On June 18, 2015, Tuntuyev’s wife turned to a lawyer, who on June 25 that same year went to Prison Colony No. 6, but was not allowed to meet with Tuntuyev. The prison colony officials explained this refusal with the statement that Tuntuyev had been forced to sign that same day, renouncing his right to a lawyer.

On July 13, 2015, another lawyer hired by Tuntuyev’s wife was also not allowed to meet with Tuntuyev. This time, the officials cited a statement renouncing the right to a lawyer, signed by Tuntuyev a day earlier.

Tuntuyev himself says that he signed both of these statements under duress.

On March 6, 2016, Tuntuyev sent to the investigative officials a request to undergo a forensic medical examination and asked for an investigation into his complaints about cruel treatment and torture at the prison colony.

On March 17, 2016, the investigator refused to provide a lawyer with the results of Tuntuyev’s forensic medical examination.

Around 9-10am on May 17, 2016, two unknown men in civilian clothes entered Tuntuyev’s cell at Prison Colony No.6, blindfolded him and beat him on the kidneys, head and chest. They told him that he would be poisoned if he did not sign the documents given to him for signature.

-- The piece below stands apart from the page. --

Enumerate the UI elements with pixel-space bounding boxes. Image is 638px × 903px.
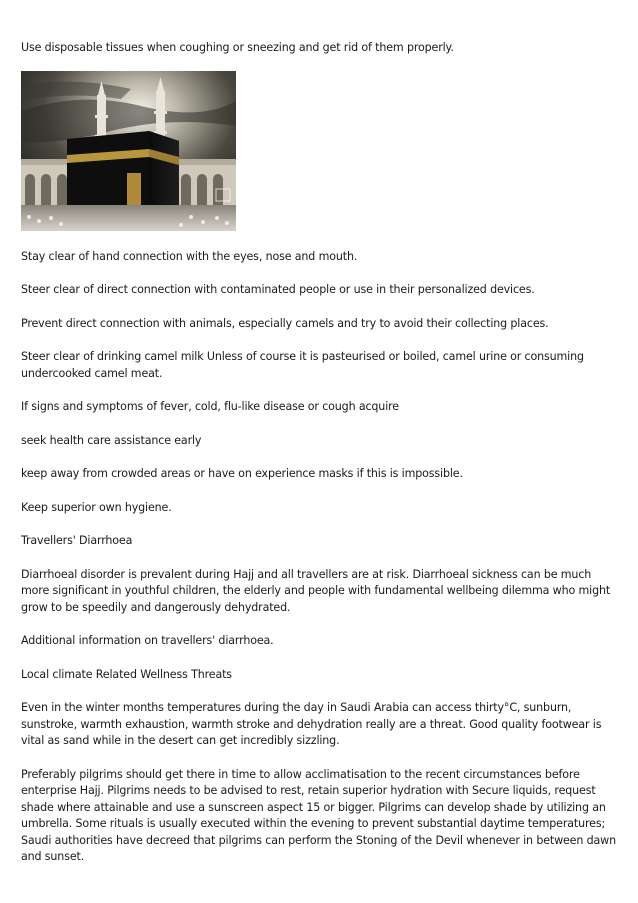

Later that same day, Tuntuyev was taken to the headquarters of Prison Colony No.6, where he was met by three men who introduced themselves as being from the Federal Security Service (FSB). The three men spent half-an-hour threatening him and pressuring him to confess to a new crime. Another man then entered the room and introduced himself as an investigator from Pyatigorsk. He asked Tuntuyev to sign a statement renouncing his right to a lawyer. Tuntuyev refused. The investigator did not insist and left. The three FSB men returned and, facing their threats, Tuntuyev was forced to renounce the right to a lawyer.  

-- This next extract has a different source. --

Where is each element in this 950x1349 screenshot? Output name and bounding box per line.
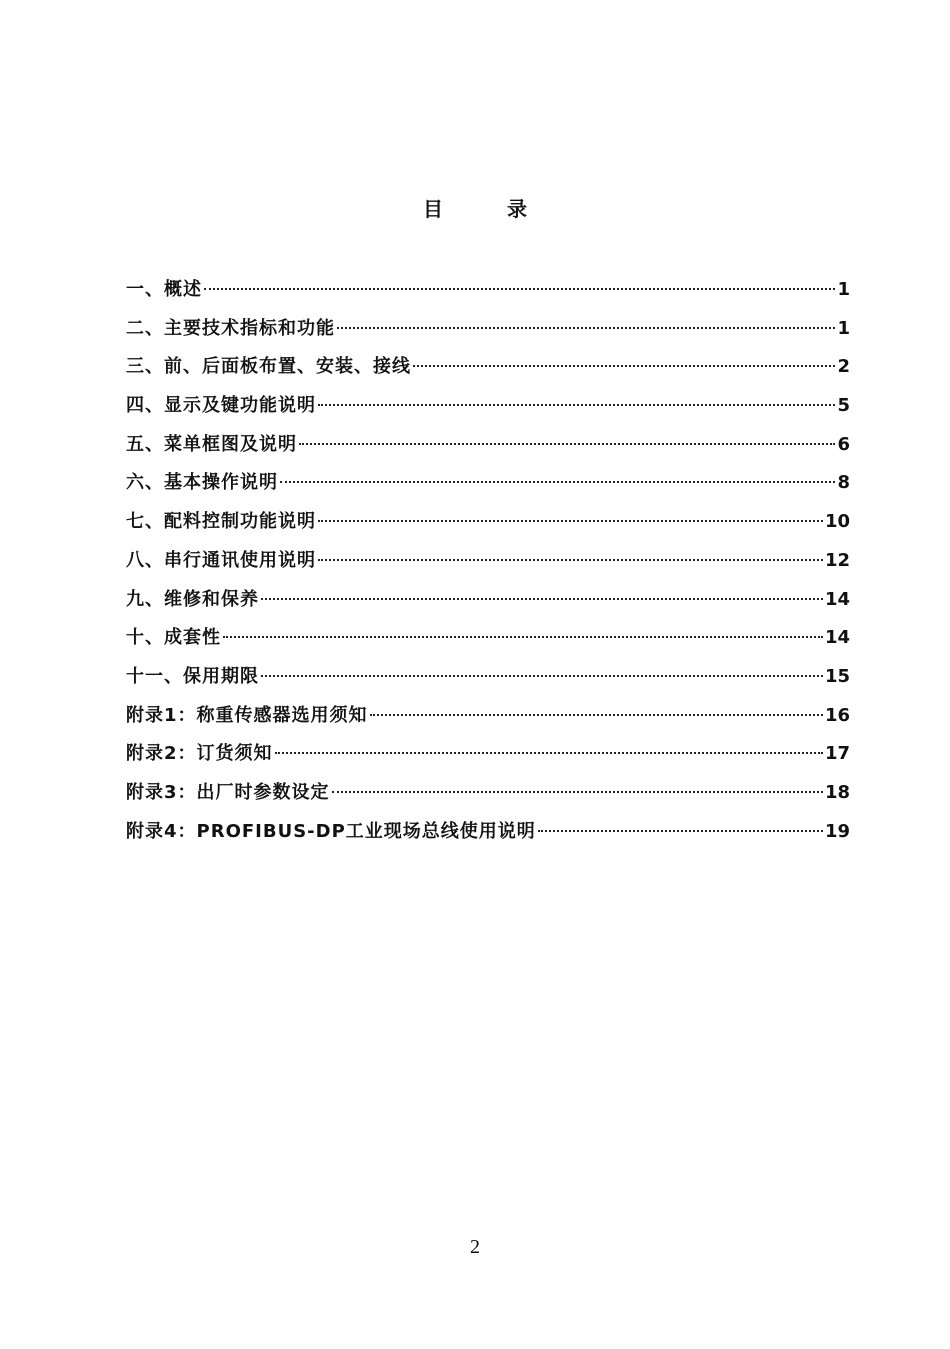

In his application to the ECHR, Tuntuyev cites violations of Article 3, due to the inhuman treatment he faced at Prison Colony No. 6 in May 2015, and the authorities’ refusal to conduct an effective investigation into his complaints.

On June 1, 2017, Tuntuyev’s application was communicated to the Russian Government. The communication asked the Government questions regarding whether an effective investigation into the applicant’s complaints of torture and inhuman treatment at Prison Colony No. 6 was carried out.

Once the Government’s responses are received, Justice Initiative will present new statements in Tuntuyev’s defence, as per the procedures set out by the European Court of Human Rights.